Crippled dogs and one-trick ponies
I’ve just returned from the Texas SBOE hearings on Science TEKS (Texas Essential Knowledge and Skills) standards, and I’m so full of disgust and dismay that I’m at a loss for words to express it with enough rancor. You can, however, expect me to go on at length anyway. The whole thing was such a goddamn farce from the outset that I’d had more than enough after only one hour, at which point I could only roll my eyes and walk out the door. If you haven’t encountered the gall and dishonesty of creationists on their own turf before, and even if you have many times, it’s always the kind of experience that leaves you feeling worse about humanity in general.
As I write this, people are still speaking, and will be for a few hours yet. I saw no point in sticking around, but for all I know there could be, at any time, a real first-rate speaker who could get across the points that needed to be gotten across, and who would call out the creos on the disingenuous rhetoric they repeatedly spewed. As it is, I left the whole charade with two key observations: 1) That the big pitch the creationists are using isn’t merely the weasel phrase “strengths and weaknesses,” but their defense of that phrase as an expression of support for “academic freedom” that the scientific community apparently opposes; and 2) that the pro-science side, at least as I saw it today, is singly unaware of how to respond to that rhetoric properly and forcefully.
This cannot be understated: Just as the anti-gay contingent of the Christian right sells its opposition to gay marriage as a “defense” of “traditional” marriage that can in no way be compared to opposition to interracial marriage or anything of that sort, so too are the creationists now abandoning the overt, lawsuit-bait language of “intelligent design” for “academic freedom” language that makes them seem like the ones encouraging students to use their minds to think about and evaluate ideas that are presented to them in class on their merits. Conversely, the pro-science side wants to shut this kind of inquiry down, and just require students to be obedient little sponges soaking up whatever the textbooks say.
Why this is a misrepresentation and gross misunderstanding of the opposition to such terms as “strengths and weaknesses” was, to his credit, appropriately explained by Texas Citizens for Science spokesman Steve Schafersman. But he didn’t make the point forcefully enough, and even he seemed taken aback when challenged by one of the creationist board members after giving his alloted three-minute address. I’ll discuss that last, because it was after Schafersman spoke that I ducked out. After all, if a veteran front-line soldier in the science education wars like Schafersman falters when some creationist puts him in the hot seat, it’s clearly time for the pro-science side to step back and understand just how dishonest the rhetoric is, and how it has to be addressed in a no-nonsense manner, calling bullshit bullshit, and stating the pro-science position with sufficient force and clarity that no sleazy creationist ideologue can sit there lying about it and sounding smug and reasonable while doing so. I don’t see that the pro-science speakers today fully appreciated the ideological scrimmage line they were going up against, nor the fact that the game plan was going to be offense all the way.
A quick rundown of some of the speakers I did see.

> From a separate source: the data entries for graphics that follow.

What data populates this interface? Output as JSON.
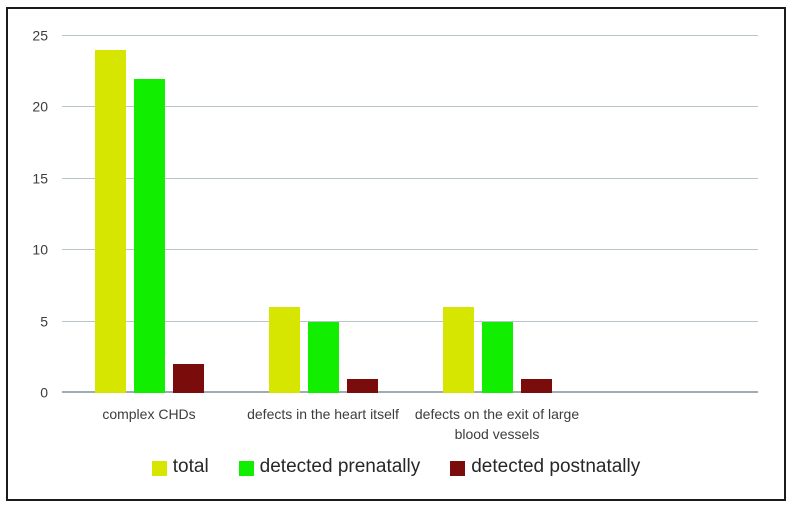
{
  "figure": {
    "background": "#ffffff",
    "border_color": "#1b1b1b",
    "gridline_color": "#b9c4cb",
    "baseline_color": "#a0acb4",
    "text_color": "#3d3d3d"
  },
  "chart_data": {
    "type": "bar",
    "title": "",
    "categories": [
      "complex CHDs",
      "defects in the heart itself",
      "defects on the exit of large\nblood vessels"
    ],
    "series": [
      {
        "name": "total",
        "color": "#d6e600",
        "values": [
          24,
          6,
          6
        ]
      },
      {
        "name": "detected prenatally",
        "color": "#12ee00",
        "values": [
          22,
          5,
          5
        ]
      },
      {
        "name": "detected postnatally",
        "color": "#7b0c0c",
        "values": [
          2,
          1,
          1
        ]
      }
    ],
    "ylim": [
      0,
      25
    ],
    "yticks": [
      0,
      5,
      10,
      15,
      20,
      25
    ],
    "num_category_slots": 4,
    "grid": "horizontal",
    "legend_position": "bottom"
  }
}
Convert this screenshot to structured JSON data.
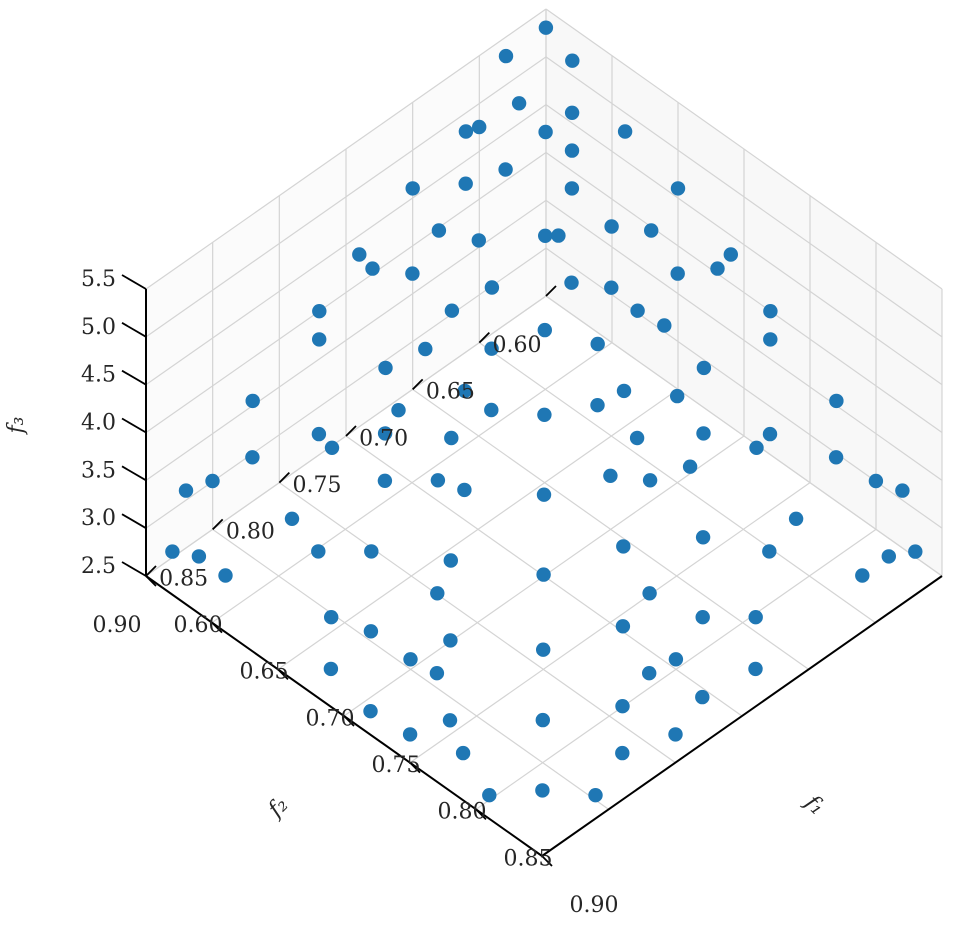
{
  "chart_data": {
    "type": "scatter",
    "projection": "3d",
    "title": "",
    "xlabel": "f₁",
    "ylabel": "f₂",
    "zlabel": "f₃",
    "xlim": [
      0.6,
      0.9
    ],
    "ylim": [
      0.6,
      0.9
    ],
    "zlim": [
      2.5,
      5.5
    ],
    "x_ticks": [
      "0.60",
      "0.65",
      "0.70",
      "0.75",
      "0.80",
      "0.85",
      "0.90"
    ],
    "y_ticks": [
      "0.60",
      "0.65",
      "0.70",
      "0.75",
      "0.80",
      "0.85",
      "0.90"
    ],
    "z_ticks": [
      "2.5",
      "3.0",
      "3.5",
      "4.0",
      "4.5",
      "5.0",
      "5.5"
    ],
    "grid": true,
    "colors": {
      "marker": "#1f77b4",
      "grid": "#d4d4d4",
      "axis": "#000000",
      "text": "#262626"
    },
    "series": [
      {
        "points": [
          [
            0.61,
            0.61,
            5.5
          ],
          [
            0.63,
            0.61,
            5.35
          ],
          [
            0.6,
            0.63,
            5.3
          ],
          [
            0.62,
            0.64,
            5.1
          ],
          [
            0.64,
            0.62,
            5.0
          ],
          [
            0.61,
            0.66,
            4.95
          ],
          [
            0.65,
            0.63,
            4.8
          ],
          [
            0.63,
            0.66,
            4.7
          ],
          [
            0.66,
            0.64,
            4.6
          ],
          [
            0.62,
            0.68,
            4.65
          ],
          [
            0.67,
            0.66,
            4.4
          ],
          [
            0.64,
            0.69,
            4.35
          ],
          [
            0.68,
            0.63,
            4.3
          ],
          [
            0.69,
            0.67,
            4.2
          ],
          [
            0.66,
            0.7,
            4.15
          ],
          [
            0.7,
            0.65,
            4.05
          ],
          [
            0.72,
            0.68,
            3.95
          ],
          [
            0.68,
            0.72,
            3.9
          ],
          [
            0.73,
            0.64,
            3.85
          ],
          [
            0.65,
            0.74,
            3.8
          ],
          [
            0.74,
            0.7,
            3.7
          ],
          [
            0.7,
            0.74,
            3.65
          ],
          [
            0.76,
            0.66,
            3.6
          ],
          [
            0.66,
            0.77,
            3.55
          ],
          [
            0.77,
            0.72,
            3.45
          ],
          [
            0.72,
            0.78,
            3.4
          ],
          [
            0.79,
            0.68,
            3.35
          ],
          [
            0.68,
            0.8,
            3.3
          ],
          [
            0.8,
            0.74,
            3.2
          ],
          [
            0.74,
            0.81,
            3.15
          ],
          [
            0.82,
            0.7,
            3.1
          ],
          [
            0.7,
            0.83,
            3.05
          ],
          [
            0.83,
            0.77,
            2.95
          ],
          [
            0.77,
            0.84,
            2.9
          ],
          [
            0.85,
            0.73,
            2.85
          ],
          [
            0.73,
            0.86,
            2.8
          ],
          [
            0.86,
            0.8,
            2.7
          ],
          [
            0.8,
            0.87,
            2.65
          ],
          [
            0.88,
            0.76,
            2.6
          ],
          [
            0.76,
            0.89,
            2.55
          ],
          [
            0.62,
            0.72,
            4.1
          ],
          [
            0.64,
            0.76,
            3.7
          ],
          [
            0.63,
            0.8,
            3.3
          ],
          [
            0.65,
            0.84,
            3.0
          ],
          [
            0.64,
            0.88,
            2.7
          ],
          [
            0.72,
            0.62,
            4.1
          ],
          [
            0.76,
            0.64,
            3.7
          ],
          [
            0.8,
            0.63,
            3.3
          ],
          [
            0.84,
            0.65,
            3.0
          ],
          [
            0.88,
            0.64,
            2.7
          ],
          [
            0.61,
            0.74,
            4.25
          ],
          [
            0.61,
            0.78,
            3.9
          ],
          [
            0.6,
            0.82,
            3.55
          ],
          [
            0.61,
            0.86,
            3.2
          ],
          [
            0.62,
            0.9,
            2.95
          ],
          [
            0.74,
            0.61,
            4.25
          ],
          [
            0.78,
            0.61,
            3.9
          ],
          [
            0.82,
            0.6,
            3.55
          ],
          [
            0.86,
            0.61,
            3.2
          ],
          [
            0.9,
            0.62,
            2.95
          ],
          [
            0.6,
            0.7,
            4.6
          ],
          [
            0.7,
            0.6,
            4.6
          ],
          [
            0.61,
            0.67,
            5.0
          ],
          [
            0.67,
            0.61,
            5.0
          ],
          [
            0.63,
            0.71,
            4.55
          ],
          [
            0.71,
            0.63,
            4.55
          ],
          [
            0.66,
            0.73,
            4.2
          ],
          [
            0.73,
            0.66,
            4.2
          ],
          [
            0.69,
            0.75,
            3.85
          ],
          [
            0.75,
            0.69,
            3.85
          ],
          [
            0.71,
            0.79,
            3.5
          ],
          [
            0.79,
            0.71,
            3.5
          ],
          [
            0.75,
            0.83,
            3.1
          ],
          [
            0.83,
            0.75,
            3.1
          ],
          [
            0.78,
            0.86,
            2.85
          ],
          [
            0.86,
            0.78,
            2.85
          ],
          [
            0.82,
            0.88,
            2.6
          ],
          [
            0.88,
            0.82,
            2.6
          ],
          [
            0.84,
            0.84,
            2.75
          ],
          [
            0.81,
            0.81,
            2.9
          ],
          [
            0.78,
            0.78,
            3.1
          ],
          [
            0.75,
            0.75,
            3.35
          ],
          [
            0.72,
            0.72,
            3.6
          ],
          [
            0.69,
            0.69,
            3.9
          ],
          [
            0.66,
            0.66,
            4.3
          ],
          [
            0.63,
            0.63,
            4.8
          ],
          [
            0.87,
            0.87,
            2.6
          ],
          [
            0.89,
            0.85,
            2.55
          ],
          [
            0.85,
            0.89,
            2.55
          ],
          [
            0.7,
            0.77,
            3.65
          ],
          [
            0.77,
            0.7,
            3.65
          ],
          [
            0.67,
            0.79,
            3.6
          ],
          [
            0.79,
            0.67,
            3.6
          ],
          [
            0.65,
            0.81,
            3.45
          ],
          [
            0.81,
            0.65,
            3.45
          ],
          [
            0.62,
            0.84,
            3.35
          ],
          [
            0.84,
            0.62,
            3.35
          ],
          [
            0.6,
            0.87,
            3.1
          ],
          [
            0.87,
            0.6,
            3.1
          ],
          [
            0.63,
            0.89,
            2.9
          ],
          [
            0.89,
            0.63,
            2.9
          ],
          [
            0.68,
            0.85,
            3.05
          ],
          [
            0.85,
            0.68,
            3.05
          ],
          [
            0.71,
            0.87,
            2.85
          ],
          [
            0.87,
            0.71,
            2.85
          ],
          [
            0.73,
            0.89,
            2.7
          ],
          [
            0.89,
            0.73,
            2.7
          ],
          [
            0.76,
            0.86,
            2.8
          ],
          [
            0.86,
            0.76,
            2.8
          ],
          [
            0.79,
            0.89,
            2.6
          ],
          [
            0.89,
            0.79,
            2.6
          ],
          [
            0.6,
            0.77,
            4.0
          ],
          [
            0.77,
            0.6,
            4.0
          ],
          [
            0.6,
            0.74,
            4.3
          ],
          [
            0.74,
            0.6,
            4.3
          ]
        ]
      }
    ]
  }
}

As I had a number of errands to run early in the day, I was worried that I may have missed a lot of the good stuff. I didn’t end up getting downtown to the Travis State Office Building until about 3:30. But as the TFN announced that the hearing itself wouldn’t start until likely after lunch, and as I recall the last set of hearings I attended in the same building five years ago went on until well into the night, I figured I hadn’t missed too much.
Turned out my timing was excellent. The hearings on the science standards started right around 3:55. That must have been some sheer pain for those folks who’d been there since 9:00 AM.
As the title of the post indicates, what ensued was the kind of dog-and-pony show where the dog has only three legs and all the pony knows how to do is turn in a circle. The first speaker was a dignified and well spoken older gentleman named Dr. Joe Bernal, who was himself an SBOE member in the 1990′s, and who spoke eloquently on the need to keep science scientific and avoid the pitfalls of allowing room for non-scientific ideas. He stated that it was the duty of parents, not schools, to determine a student’s religious instruction. He also reiterated the support among the scientific community for evolutionary theory.